Ya Jason, it would have held. Because then India would have won inspite of it.

However it would look smart if one of Sachin or Rahul did not get out, accelerated after tea and scored an 80 off 140 balls. I personally would rate even that result to have occured INSPITE of that batting, but then they would have attained the ultimate aim of scoring runs and we should have no problems with the process then.

Recent history says that except for Rahul Dravid (in form) no one in the present Indian team else is capable of holding on to his wicket even after getting bogged down and consequently facing pressure from bowlers.

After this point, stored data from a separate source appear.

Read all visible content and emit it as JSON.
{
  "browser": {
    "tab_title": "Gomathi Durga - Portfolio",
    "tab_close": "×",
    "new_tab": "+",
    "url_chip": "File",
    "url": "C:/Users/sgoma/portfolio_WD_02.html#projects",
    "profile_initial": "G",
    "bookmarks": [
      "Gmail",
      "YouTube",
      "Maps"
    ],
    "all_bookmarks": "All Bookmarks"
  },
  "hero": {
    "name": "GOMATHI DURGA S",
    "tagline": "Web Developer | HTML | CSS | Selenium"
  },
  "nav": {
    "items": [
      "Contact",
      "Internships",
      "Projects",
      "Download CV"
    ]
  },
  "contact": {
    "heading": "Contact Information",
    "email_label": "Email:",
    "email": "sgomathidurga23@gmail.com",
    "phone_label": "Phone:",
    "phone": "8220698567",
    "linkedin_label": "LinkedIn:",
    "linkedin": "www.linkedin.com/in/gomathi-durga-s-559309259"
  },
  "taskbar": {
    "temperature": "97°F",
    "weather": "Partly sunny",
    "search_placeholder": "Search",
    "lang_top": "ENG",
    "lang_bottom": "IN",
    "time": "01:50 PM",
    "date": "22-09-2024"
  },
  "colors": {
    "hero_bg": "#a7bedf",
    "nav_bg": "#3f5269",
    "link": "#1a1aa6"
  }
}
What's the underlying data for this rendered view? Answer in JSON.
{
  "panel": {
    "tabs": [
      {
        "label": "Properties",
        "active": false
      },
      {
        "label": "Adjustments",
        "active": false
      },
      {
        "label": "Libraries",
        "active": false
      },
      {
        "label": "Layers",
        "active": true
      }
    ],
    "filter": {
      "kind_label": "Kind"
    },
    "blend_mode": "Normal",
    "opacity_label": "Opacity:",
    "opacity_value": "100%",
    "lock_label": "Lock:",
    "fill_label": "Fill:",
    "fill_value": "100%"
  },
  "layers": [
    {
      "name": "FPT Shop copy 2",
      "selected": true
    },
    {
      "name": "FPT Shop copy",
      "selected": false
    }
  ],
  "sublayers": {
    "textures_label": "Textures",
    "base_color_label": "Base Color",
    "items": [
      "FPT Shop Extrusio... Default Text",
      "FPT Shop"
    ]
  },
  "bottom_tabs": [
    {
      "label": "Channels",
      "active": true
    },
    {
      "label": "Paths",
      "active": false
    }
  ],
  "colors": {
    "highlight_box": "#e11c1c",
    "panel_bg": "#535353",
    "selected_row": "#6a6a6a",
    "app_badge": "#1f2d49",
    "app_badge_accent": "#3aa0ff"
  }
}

Hence logically speaking, Indian batsmen should attempt that option; not even Dravid, as so often it brings about a dismissal at the other end.

angshu said...

I meant 'should NOT attempt that option' in the last para there.

Cursor said...

I dont want to comment on the commitment of Rahul or Sachin or the emotional fears that they might be subject to. "Thinking about what would be spoken of them if they fail", might not be the cause of their play. Rather an over cautious approach which both these players normally resort to was the main reason of failure. A leaf out of old Javed Miandad or Steve Waugh innings would help them. As far Dada, way to go!

angshu said...

But then, Cursor, therein lies their folly, or their fear of failure. Why would a great player repeatedly resort to a tactic that has failed to work and let opponents into the match so often?